L'arcivescovo Michael L. Fitzgerald, attuale nunzio apostolico in Egitto e rappresentante del Papa presso la Lega araba, fino al 2006 ha presieduto il Pontificio consiglio per il dialogo interreligioso. In quella veste ha raggiunto una certezza: il dialogo tra religioni e popoli diversi darà frutto a suo tempo. Soprattutto se non si avrà la pretesa di risultati immediati, se si saprà costruire nella pazienza e nella perseveranza, se si avrà la capacità di preparare il terreno e stabilire amicizie. Il messaggio è contenuto nel suo ultimo libro, Dialogo interreligioso, recentemente edito dalla San Paolo.
Fructum dabit. È il motto dell’arcivescovo Michael L. Fitzgerald, attuale nunzio apostolico in Egitto e delegato presso l’Organizzazione della Lega degli Stati Arabi, fino al 2006 presidente del Pontificio consiglio per il dialogo interreligioso. «Darà frutto» a suo tempo, secondo la certezza di Fitzgerald, il dialogo tra religioni e popoli diversi, se non si avrà la pretesa di risultati immediati, se si saprà costruire nella pazienza e nella perseveranza, se si avrà la capacità di preparare il terreno e stabilire amicizie.
E forse qualche frutto l’arcivescovo potrà offrirlo ai lettori del suo libro, Dialogo interreligioso, edito dalla San Paolo nel 2007, strumento articolato che tocca a 360 gradi molte delle problematiche connesse al rapporto tra fedi e tradizioni diverse e che funge da specchio piuttosto fedele della lucidità e della concretezza della Chiesa anche in questo delicato e attualissimo campo d’azione.
L’organizzazione del libro conduce il lettore in primo luogo attraverso i fondamenti cristiani del dialogo, dal punto di vista teologico e pastorale.
La seconda parte è quasi interamente dedicata all’islam: vi si definiscono punti di incontro e di distanza tra cattolici e musulmani, tanto dal punto di vista teologico che nei riflessi sociali (con un attento sguardo alla situazione europea).
La terza e ultima parte, che si rivolge alle altre grandi religioni mondiali (buddismo, induismo ed ebraismo in testa) e che presenta l’operato dei principali enti ecclesiastici preposti al dialogo, ivi compreso il Pontificio consiglio per il dialogo interreligioso, è forse la più rispondente al temperamento fortemente propositivo dell’arcivescovo.
Significativo infatti è il capitolo che chiude il libro, consistente in una breve e intensa presentazione di tre grandi «profeti» e precursori cristiani del dialogo: Louis Massignon (in rapporto all’islam), Jules Monchanin (per l’induismo) e Thomas Merton (per il buddismo).
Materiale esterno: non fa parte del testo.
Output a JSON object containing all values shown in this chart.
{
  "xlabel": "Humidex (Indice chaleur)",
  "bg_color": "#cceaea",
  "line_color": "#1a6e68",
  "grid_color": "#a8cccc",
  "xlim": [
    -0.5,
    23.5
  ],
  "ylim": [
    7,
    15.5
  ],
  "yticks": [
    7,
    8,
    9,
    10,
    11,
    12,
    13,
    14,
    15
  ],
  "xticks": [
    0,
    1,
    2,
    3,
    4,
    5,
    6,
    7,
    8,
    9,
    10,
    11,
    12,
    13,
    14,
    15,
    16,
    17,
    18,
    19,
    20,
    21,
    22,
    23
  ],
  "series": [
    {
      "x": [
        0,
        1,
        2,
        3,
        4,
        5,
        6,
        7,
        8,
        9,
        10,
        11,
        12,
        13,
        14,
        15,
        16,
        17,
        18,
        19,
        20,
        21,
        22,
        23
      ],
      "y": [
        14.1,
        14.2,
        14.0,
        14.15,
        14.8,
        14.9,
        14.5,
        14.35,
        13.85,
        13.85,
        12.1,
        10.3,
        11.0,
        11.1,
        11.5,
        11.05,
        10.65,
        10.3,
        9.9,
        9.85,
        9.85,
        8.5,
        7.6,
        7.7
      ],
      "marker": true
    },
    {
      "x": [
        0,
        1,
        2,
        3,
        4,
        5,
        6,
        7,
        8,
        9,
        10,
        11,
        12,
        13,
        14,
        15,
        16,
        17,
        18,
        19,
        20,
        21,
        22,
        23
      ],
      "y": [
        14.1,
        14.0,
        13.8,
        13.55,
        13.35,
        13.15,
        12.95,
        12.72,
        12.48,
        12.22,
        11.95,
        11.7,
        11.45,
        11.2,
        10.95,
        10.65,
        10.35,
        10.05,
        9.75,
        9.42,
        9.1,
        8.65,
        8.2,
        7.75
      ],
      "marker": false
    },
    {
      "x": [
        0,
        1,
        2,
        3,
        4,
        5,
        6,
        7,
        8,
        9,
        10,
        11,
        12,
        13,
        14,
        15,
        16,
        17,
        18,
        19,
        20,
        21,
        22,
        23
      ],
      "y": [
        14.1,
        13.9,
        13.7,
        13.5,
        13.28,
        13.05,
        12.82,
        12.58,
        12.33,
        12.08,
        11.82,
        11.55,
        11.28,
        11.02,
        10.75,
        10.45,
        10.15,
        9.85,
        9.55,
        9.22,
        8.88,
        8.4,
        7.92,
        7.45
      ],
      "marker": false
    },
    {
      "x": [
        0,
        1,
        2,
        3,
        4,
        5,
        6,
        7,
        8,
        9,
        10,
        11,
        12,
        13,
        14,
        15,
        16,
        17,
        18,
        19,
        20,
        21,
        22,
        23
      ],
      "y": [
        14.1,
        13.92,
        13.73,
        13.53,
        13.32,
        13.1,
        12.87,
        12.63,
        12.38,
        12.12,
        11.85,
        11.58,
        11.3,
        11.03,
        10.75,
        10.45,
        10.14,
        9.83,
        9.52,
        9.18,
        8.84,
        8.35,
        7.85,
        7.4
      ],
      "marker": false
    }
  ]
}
Queste grandi, talvolta controverse figure esemplificano la posizione di chi ama profondamente Cristo e la Chiesa ed è proprio per questo capace di ascolto e quindi di stima, se non propriamente amore, anche per la ricchezza di altre tradizioni e specialmente per i relativi aderenti.
Due coraggiosi tratti caratterizzano l’insegnamento dell’arcivescovo: il dialogo interreligioso trova la sua utilità per gli uomini in vista della ricerca del vero Dio prima ancora che per una pacifica convivenza globale; in secondo luogo, e per converso, il rischio del fondamentalismo ha i suoi anticorpi in un atteggiamento autenticamente religioso, che può tuttavia mancare tanto in campo islamico, per fare l’esempio dell’alterità sentita come più minacciosa, quanto nello stesso cristianesimo.